I am just having one of those days today. I woke up on the wrong side of the bed or something. Or maybe it's just a post birthday party hangover, I don't know. I woke up just feeling blah. Nothingness. Do you ever feel that way? When you're beyond being angry or sad, your just empty and numb? I've been wandering around the house like a zombie, not wanting to talk to anyone. My husband gave up trying to pull me out of it about an hour ago. (Coincidentally about the time football started). It's also hard to avoid people with children. And my two nieces slept over last night for KJ's birthday. So far, I've only had to send KJ to timeout once for being a bossy diva.

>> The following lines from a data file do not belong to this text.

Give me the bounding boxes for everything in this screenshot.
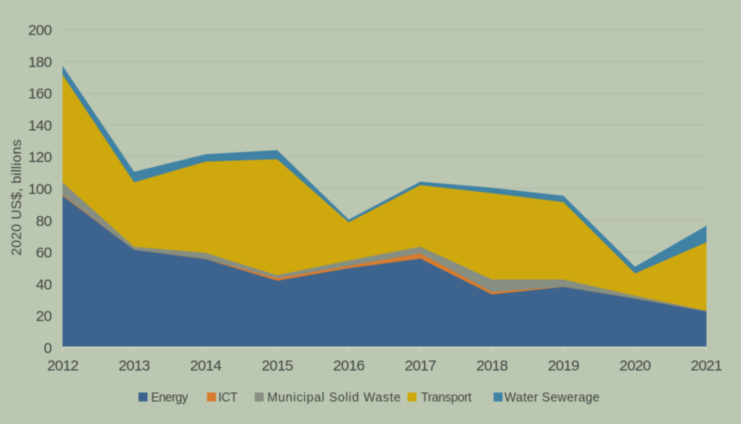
svg-text:2013: 2013 bbox=[119, 358, 150, 375]
svg-text:200: 200 bbox=[28, 22, 52, 39]
svg-text:2018: 2018 bbox=[476, 358, 507, 375]
svg-text:2020: 2020 bbox=[619, 358, 650, 375]
svg-text:160: 160 bbox=[28, 86, 52, 103]
svg-text:60: 60 bbox=[36, 245, 52, 262]
svg-text:120: 120 bbox=[28, 149, 52, 166]
svg-text:2015: 2015 bbox=[262, 358, 293, 375]
svg-text:140: 140 bbox=[28, 118, 52, 135]
svg-text:Municipal Solid Waste: Municipal Solid Waste bbox=[267, 391, 401, 405]
svg-text:40: 40 bbox=[36, 276, 52, 293]
svg-text:100: 100 bbox=[28, 181, 52, 198]
svg-text:2021: 2021 bbox=[691, 358, 722, 375]
svg-text:Transport: Transport bbox=[421, 391, 472, 405]
svg-text:20: 20 bbox=[36, 308, 52, 325]
svg-text:Energy: Energy bbox=[151, 391, 189, 405]
svg-text:2016: 2016 bbox=[333, 358, 364, 375]
svg-text:0: 0 bbox=[44, 340, 52, 357]
svg-text:2012: 2012 bbox=[47, 358, 78, 375]
svg-text:2019: 2019 bbox=[548, 358, 579, 375]
svg-text:80: 80 bbox=[36, 213, 52, 230]
svg-text:ICT: ICT bbox=[218, 391, 238, 405]
svg-text:2014: 2014 bbox=[190, 358, 221, 375]
svg-text:180: 180 bbox=[28, 54, 52, 71]
svg-text:2017: 2017 bbox=[405, 358, 436, 375]
svg-text:Water Sewerage: Water Sewerage bbox=[504, 391, 599, 405]
svg-text:2020 US$, billions: 2020 US$, billions bbox=[8, 139, 24, 255]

Otherwise they're pretty much entertaining each other.
So, I logged on because what else is there to do on Stake conference Sunday (our meeting isn't until 2:00, but we're skipping it to drive the girls home. They live about an hour south of here.)
I've been feeling a little guilty about blogging lately. Like maybe I've been spending too much time here, and not enough on the things I should be, like laundry, and feeding my children. But, nonetheless I logged on today, and I read a couple of posts, here and here, that I'm sure were written especially for me. This is why blogging is a good thing.
Because I've met some seriously amazing women through blogging, who I've come to love and admire. You are my friends, despite not having met face to face. I've also gotten to know women in my life, who otherwise, I probably wouldn't have gotten to know and love so well.
Because time and time again you say things in my comments to lift me up, or you write an truly inspiring post that helps me through the day.
Today, I'm thankful for You. My blogging friends.
15 comments:
Been there many a time. Hope you're feeling better soon. Balancing time is a trick we all face, I think. But cutting blogging out altogether isn't the answer. I've met some amazing friends this way.
Ha i feel ya! I hate days like those, and so does my husband! ha! my MIL is a professional violinist, and plays for many popular orchestras and symphonies and does many popular recordings, basically, she is amazing, as well as her boys! they all play as well! They are all muscially talented, like you and your family!
Oh yeah, a high five on THAT one!!! Blogging is great... like you said, I have met sooooooooo many wonderful people that I can learn from and grow with!
I couldn't agree more! It has been such a blessing-- but it IS hard to find that healthy balance!
Don't feel bad-- we skipped today too. AND we went out for brunch.
Just so you know, I have all the seats by the AC in Hell reserved-- just let me know if you wanna sit by me. I'm cool like that! :oP
word ver: ubworsat I've got nothin... my brain is tired.
Great links Sher. I really enjoyed reading others thoughts. I needed the hope today. You are doing good. Even if you have one of those days.
I heart you, Sher. I was driving somewhere the other day and saw a woman who looks a lot like you driving a suburban. I looked closer and knew it wasn't you, but that would've been cool. (You weren't in southern ut county friday, right? =D)
I obviously have days like yours. Just blah....don't want to do anything or talk to anyone.....whatever. Sometimes you just need a kick in the pants. Or a really good song.
Just glad I was able to help. xoxo
We all have days like the one you had today. Tomorrow is a new day-Thank God~♥
HAng in there!
I hate blah days. Hope tomorrow is a better day for you!
I'm glad you blog because it has been a pleasure to know you. I hope you're upcoming days are better than today. I have the blah-days now and again, too. The great things is that there are also up days. I hope your Up days far outnumber your down in the dumps days.
Seriously you have me crying!!! It was because of YOUR posts that I even posted ANYTHING about being thankful! I love your honesty and openess and I am so glad for blogging for the VERY same reasons you listed in this post! thanks!
I love it Sher- you just say it how it is! And I think everyone that reads your blog appreciates your honesty. Hope you fell better today!
I hope you FEEL better- I don't want you to fall today by any means- HA HA! I can spell!
You are lucky that you skipped. I wish we did! We seriously got NOTHING out of it. I spent half my time outside with little Jay!
sometimes, when you do feel guilty about blogging. It means you may be blogging a bit too much.
Balance in all things. A few weeks ago, I thought I needed to take a blogcation. But, I set tasks and goals to do and blogging was the reward once those tasks were done.
Then I said I could only blog once everyone in the house was asleep. But, I am seriously thinking about taking advantage of the new computer system where you can set perameters of how long someone can be on the computer. it is a parent control. I need someone to parent control my computer time. I am addicted. I have that personality.
I am waiting for the addiction to wear off. It might.
but so far the reward of blogging time has worked. and doing the tasks first have worked for me.